Hope Springs is the kind of movie that is so realistic, affecting, and emotionally stirring that studios are afraid you won't go see it. So they concocted a trailer that makes it seem just like every other romantic comedy you can think of, slap a song in there that could play on an adult contemporary station as the "hip but accessible" single, and cross their fingers that people will get suckered into going. But the surprising part is, you're actually going to like it--even if it isn't what you're led to believe it is.
But first, a warning: This is a movie about 55-ish-year-olds doing stuff that isn't normally represented in the youth-cherishing culture of Hollywood. If seeing Meryl Streep and Tommy Lee Jones roll in front of a fireplace makes you want to cover your eyes and whimper in the corner of the local cineplex, then stay home. But if Tommy Lee Jones getting felt up over his Dockers intrigues you, then by all means, get your wallet.
Kay (Streep) and Arnold (Jones) have been married 31 years. They have adult kids and a lovely home straight out of a Restoration Hardware catalog. What they don't have is intimacy--Arnold sleeps in a separate room, and deftly turns down Kay's shy propositions that take all her courage to muster. His crankiness and her unhappiness are suffocating them, and finally Kay offers a more pronounced proposition: She is going to an intensive marriage therapy session. And Arnold, with the wisdom that comes from being married to someone for decades, understands that he better go with her. Or else.

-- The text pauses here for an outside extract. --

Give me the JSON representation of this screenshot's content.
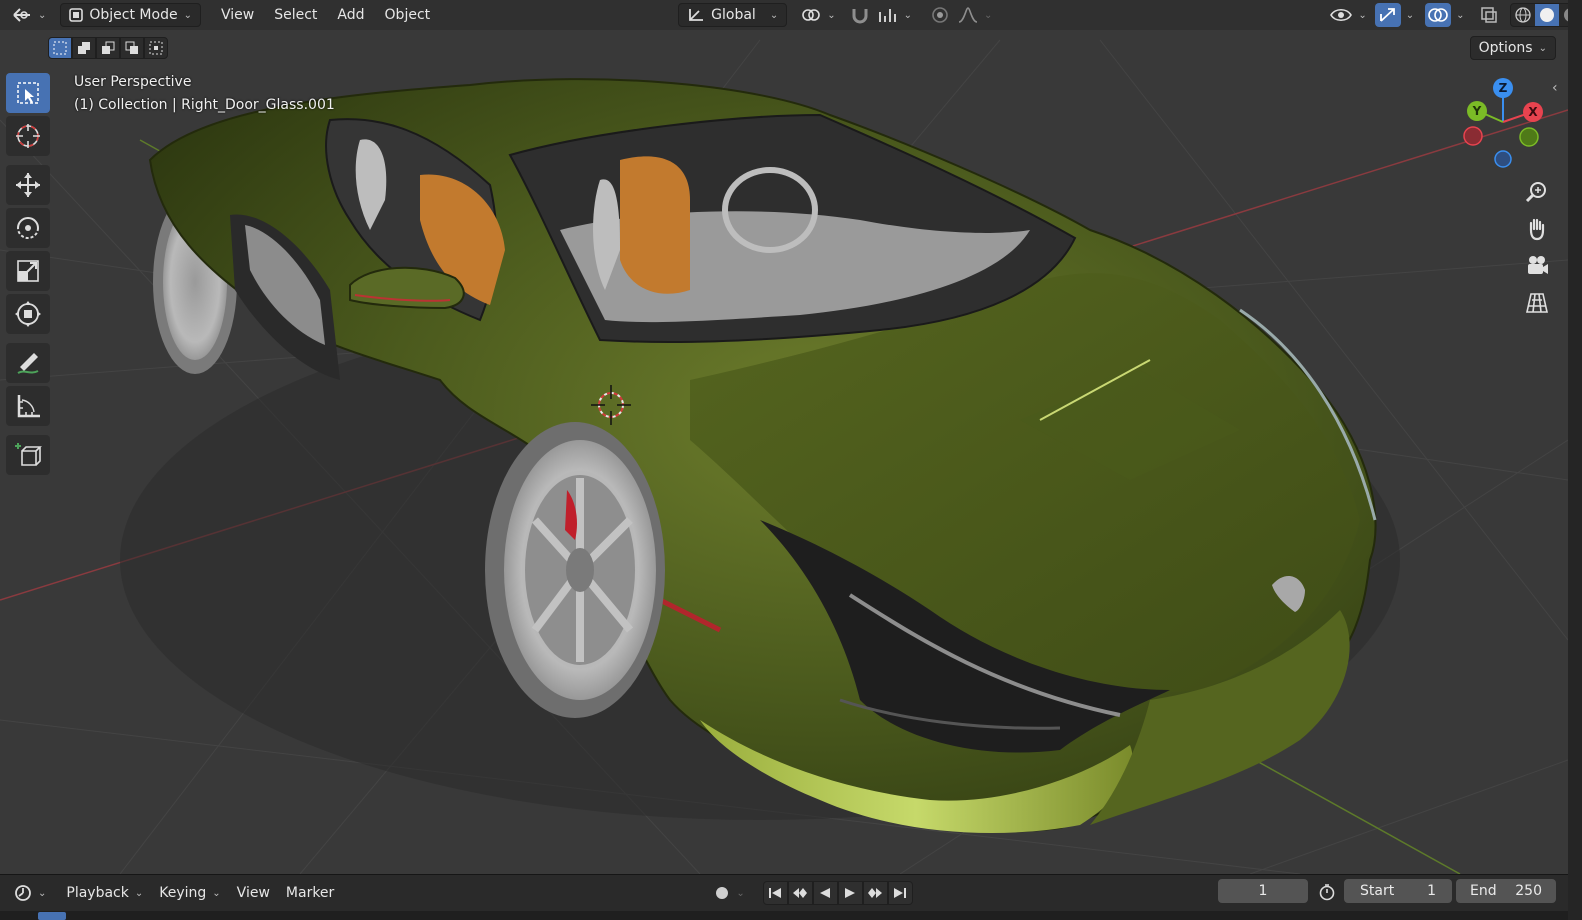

Dr. Feld is their marriage counselor played by Steve Carell, which seems like another move by the studio higher-ups to trick you into thinking that at some point you'll see AARP members hitting each other with jousting sticks. But he's playing it straight here and in fact I don't think he even cracks one joke, which felt like the only unrealistic thing in the film. He talks in this over-controlled tone of voice, like a Therapy Robot, but he looks great in comfy sweaters and is easy to forget next to the torture you're watching the couple go through.

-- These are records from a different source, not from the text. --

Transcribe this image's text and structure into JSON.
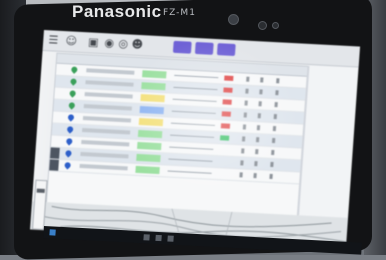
{
  "device": {
    "brand": "Panasonic",
    "model": "FZ-M1"
  },
  "colors": {
    "status_green": "#9be0a0",
    "status_yellow": "#f3e07a",
    "status_blue": "#8eb4f2",
    "pin_green": "#3aa05a",
    "pin_blue": "#2d5fc9",
    "flag_red": "#e04848",
    "flag_green": "#3ec36b",
    "toolbar_purple": "#6f62d6"
  },
  "toolbar": {
    "icons": [
      "menu-icon",
      "person-icon",
      "save-icon",
      "camera-icon",
      "layers-icon",
      "person-group-icon"
    ]
  },
  "table": {
    "rows": [
      {
        "pin": "green",
        "status": "green",
        "flag": "red",
        "dark": false
      },
      {
        "pin": "green",
        "status": "green",
        "flag": "red",
        "dark": false
      },
      {
        "pin": "green",
        "status": "yellow",
        "flag": "red",
        "dark": false
      },
      {
        "pin": "green",
        "status": "blue",
        "flag": "red",
        "dark": false
      },
      {
        "pin": "blue",
        "status": "yellow",
        "flag": "red",
        "dark": false
      },
      {
        "pin": "blue",
        "status": "green",
        "flag": "green",
        "dark": false
      },
      {
        "pin": "blue",
        "status": "green",
        "flag": "none",
        "dark": false
      },
      {
        "pin": "blue",
        "status": "green",
        "flag": "none",
        "dark": true
      },
      {
        "pin": "blue",
        "status": "green",
        "flag": "none",
        "dark": true
      }
    ]
  }
}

Essentially the only two kinds of scenes in the film are ones with Kay and Arnold twisting painfully in the wind while Steve Carell digs into their personal life, and scenes where they are trying to complete Dr. Feld's simple-but-confrontational "assignments." Just like real life, they experience success, failure, and everything in between. But there's no fluff in this movie to make you feel like they're going to make it no matter what. The script is so brutally honest that Kay and Arnold's union might just end up like 50% of marriages nowadays. But the two leads make it so you're rooting for them to come out winners, even if they have frustrating personality traits (because who doesn't). This movie won't be much of an escape from reality for audiences, but at least it's an escape from cliched, saccharine, fantasy-based nonsense.